At a time when the economy is more dynamic than ever and labor and capital are more mobile than ever, the last thing we need to do is get government involved in this process....the US Congress can screw up just about anything.
The proposal -- backed by giant insurers Allstate Corp. and State Farm Mutual Automobile Insurance Co., as well as Florida lawmakers -- focuses on "reinsurance," the policies bought by insurers themselves to protect against catastrophic losses. The proposal envisions a taxpayer-financed reinsurance program covering all 50 states, which would essentially backstop the giant insurers in case of disaster.
The program could save homeowners roughly $500 apiece in annual premiums in Florida, according to an advocacy group backed by Allstate and State Farm, the largest writers of property insurance in the U.S.

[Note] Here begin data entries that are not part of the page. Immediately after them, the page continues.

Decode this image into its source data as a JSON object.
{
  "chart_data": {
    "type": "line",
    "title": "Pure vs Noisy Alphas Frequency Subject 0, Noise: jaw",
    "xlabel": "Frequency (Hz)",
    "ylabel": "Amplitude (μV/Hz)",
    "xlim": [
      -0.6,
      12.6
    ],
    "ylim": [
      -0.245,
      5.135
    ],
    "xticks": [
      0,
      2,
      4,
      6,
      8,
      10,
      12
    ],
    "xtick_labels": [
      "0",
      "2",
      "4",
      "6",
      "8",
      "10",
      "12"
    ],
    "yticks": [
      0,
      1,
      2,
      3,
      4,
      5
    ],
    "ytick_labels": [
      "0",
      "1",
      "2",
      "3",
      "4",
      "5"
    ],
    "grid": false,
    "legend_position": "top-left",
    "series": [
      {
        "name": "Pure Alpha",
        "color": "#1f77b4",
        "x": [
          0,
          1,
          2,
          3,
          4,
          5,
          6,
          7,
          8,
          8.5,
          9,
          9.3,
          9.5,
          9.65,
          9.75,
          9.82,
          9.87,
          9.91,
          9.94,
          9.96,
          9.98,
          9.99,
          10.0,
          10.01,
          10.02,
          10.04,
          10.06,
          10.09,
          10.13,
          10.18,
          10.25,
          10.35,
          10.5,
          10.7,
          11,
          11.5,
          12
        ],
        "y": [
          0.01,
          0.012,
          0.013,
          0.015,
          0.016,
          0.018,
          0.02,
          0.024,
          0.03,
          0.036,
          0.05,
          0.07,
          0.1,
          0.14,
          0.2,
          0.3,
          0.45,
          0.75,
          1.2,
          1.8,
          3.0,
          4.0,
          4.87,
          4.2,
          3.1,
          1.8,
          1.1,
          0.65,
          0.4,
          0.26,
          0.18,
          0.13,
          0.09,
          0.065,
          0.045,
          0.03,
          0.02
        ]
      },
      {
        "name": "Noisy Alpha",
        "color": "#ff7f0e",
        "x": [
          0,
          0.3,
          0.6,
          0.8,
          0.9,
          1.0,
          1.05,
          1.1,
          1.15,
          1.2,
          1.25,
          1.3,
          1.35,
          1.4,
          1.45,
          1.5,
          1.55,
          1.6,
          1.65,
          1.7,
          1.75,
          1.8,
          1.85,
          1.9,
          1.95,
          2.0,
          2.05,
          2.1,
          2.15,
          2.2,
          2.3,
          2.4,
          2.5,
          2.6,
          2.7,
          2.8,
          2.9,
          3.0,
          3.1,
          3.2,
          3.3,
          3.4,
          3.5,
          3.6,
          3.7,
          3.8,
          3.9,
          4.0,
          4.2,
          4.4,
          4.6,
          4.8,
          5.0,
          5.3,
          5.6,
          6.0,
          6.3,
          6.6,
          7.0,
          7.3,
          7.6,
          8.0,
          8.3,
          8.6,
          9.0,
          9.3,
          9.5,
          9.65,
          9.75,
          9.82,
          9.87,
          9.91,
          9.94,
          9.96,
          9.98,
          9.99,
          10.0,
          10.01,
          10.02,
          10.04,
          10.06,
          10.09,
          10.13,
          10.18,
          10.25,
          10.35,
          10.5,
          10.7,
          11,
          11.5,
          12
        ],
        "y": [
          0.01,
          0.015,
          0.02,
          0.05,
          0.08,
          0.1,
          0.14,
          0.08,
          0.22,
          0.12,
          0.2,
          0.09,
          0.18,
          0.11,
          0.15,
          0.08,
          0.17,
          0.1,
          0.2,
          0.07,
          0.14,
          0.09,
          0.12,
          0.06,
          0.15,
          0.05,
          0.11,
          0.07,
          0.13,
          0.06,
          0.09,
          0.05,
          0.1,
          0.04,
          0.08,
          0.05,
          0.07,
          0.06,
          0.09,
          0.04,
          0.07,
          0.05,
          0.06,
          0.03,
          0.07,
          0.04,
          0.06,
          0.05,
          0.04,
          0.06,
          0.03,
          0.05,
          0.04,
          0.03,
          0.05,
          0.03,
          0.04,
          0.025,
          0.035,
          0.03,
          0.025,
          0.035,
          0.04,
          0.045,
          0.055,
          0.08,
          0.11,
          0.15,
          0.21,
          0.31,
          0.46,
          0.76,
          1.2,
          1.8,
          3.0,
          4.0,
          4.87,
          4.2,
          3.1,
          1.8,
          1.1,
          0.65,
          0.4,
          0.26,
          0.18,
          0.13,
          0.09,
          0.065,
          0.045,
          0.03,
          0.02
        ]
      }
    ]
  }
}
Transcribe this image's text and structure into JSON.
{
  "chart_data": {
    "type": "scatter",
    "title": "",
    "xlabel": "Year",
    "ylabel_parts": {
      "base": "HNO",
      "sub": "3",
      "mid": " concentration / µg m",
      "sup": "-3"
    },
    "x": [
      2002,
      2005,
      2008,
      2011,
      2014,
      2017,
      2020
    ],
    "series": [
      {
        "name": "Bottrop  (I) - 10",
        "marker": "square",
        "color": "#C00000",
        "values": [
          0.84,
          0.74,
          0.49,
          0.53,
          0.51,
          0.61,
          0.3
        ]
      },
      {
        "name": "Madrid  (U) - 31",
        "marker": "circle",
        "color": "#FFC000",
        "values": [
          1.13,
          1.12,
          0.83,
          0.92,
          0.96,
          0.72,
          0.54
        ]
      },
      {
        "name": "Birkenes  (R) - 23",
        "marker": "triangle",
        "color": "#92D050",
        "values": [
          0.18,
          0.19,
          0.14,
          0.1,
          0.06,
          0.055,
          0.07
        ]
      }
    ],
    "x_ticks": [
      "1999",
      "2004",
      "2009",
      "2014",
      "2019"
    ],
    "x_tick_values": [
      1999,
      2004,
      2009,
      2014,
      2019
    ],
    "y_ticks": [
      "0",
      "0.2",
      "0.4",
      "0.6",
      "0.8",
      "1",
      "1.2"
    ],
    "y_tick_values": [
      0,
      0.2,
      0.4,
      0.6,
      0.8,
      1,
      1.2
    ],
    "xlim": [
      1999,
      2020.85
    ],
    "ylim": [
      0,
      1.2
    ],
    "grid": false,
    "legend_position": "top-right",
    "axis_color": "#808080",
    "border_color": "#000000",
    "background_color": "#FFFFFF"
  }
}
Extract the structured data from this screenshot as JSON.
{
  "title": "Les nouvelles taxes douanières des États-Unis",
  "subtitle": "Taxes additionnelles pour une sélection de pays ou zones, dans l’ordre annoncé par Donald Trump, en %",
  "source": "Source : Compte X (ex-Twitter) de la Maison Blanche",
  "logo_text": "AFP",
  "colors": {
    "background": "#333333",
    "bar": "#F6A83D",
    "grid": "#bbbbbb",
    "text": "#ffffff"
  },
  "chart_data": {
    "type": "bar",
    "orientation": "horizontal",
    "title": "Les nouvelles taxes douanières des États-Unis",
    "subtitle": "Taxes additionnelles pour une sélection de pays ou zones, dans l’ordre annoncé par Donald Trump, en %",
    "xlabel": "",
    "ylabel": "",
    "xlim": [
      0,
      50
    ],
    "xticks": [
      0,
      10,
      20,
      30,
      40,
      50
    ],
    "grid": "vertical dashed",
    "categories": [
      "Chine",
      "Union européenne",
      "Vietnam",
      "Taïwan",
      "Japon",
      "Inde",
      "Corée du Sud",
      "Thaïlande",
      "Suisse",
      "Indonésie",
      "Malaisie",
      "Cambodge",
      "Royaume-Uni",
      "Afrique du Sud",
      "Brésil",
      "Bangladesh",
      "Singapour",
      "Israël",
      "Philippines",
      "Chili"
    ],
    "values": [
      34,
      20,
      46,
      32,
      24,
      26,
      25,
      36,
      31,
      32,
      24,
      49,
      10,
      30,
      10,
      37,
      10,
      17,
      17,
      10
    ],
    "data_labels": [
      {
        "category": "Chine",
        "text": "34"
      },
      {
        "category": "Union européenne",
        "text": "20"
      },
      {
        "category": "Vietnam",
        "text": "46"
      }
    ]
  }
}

But environmentalists and other critics -- including the American Insurance Association, a major trade group -- say lower premiums would more likely spur irresponsible coastal development, already a big factor in insurance costs. The program could also shift costs to taxpayers in states with fewer natural-disaster risks.
It gets better:
Critics cite that debt forgiveness as an example of how states with little or no hurricane risk can end up footing the bill for damage in flood-prone areas. "For years, federal flood-insurance backers told us the program was financially sound, but the storms of 2005 left it $17 billion in the hole," said Steve Ellis of nonpartisan budget watchdog Taxpayers for Common Sense.
Even some analysts hired by lobbyists for the federal program acknowledge it has its risks. "If you charge something less than the private-market cost for homeowners' insurance, that creates a potential incentive to increase exposure on the coast" -- in other words, to build in risky or flood-prone areas -- said David Chernick of Milliman Inc., an actuarial firm hired by ProtectingAmerica.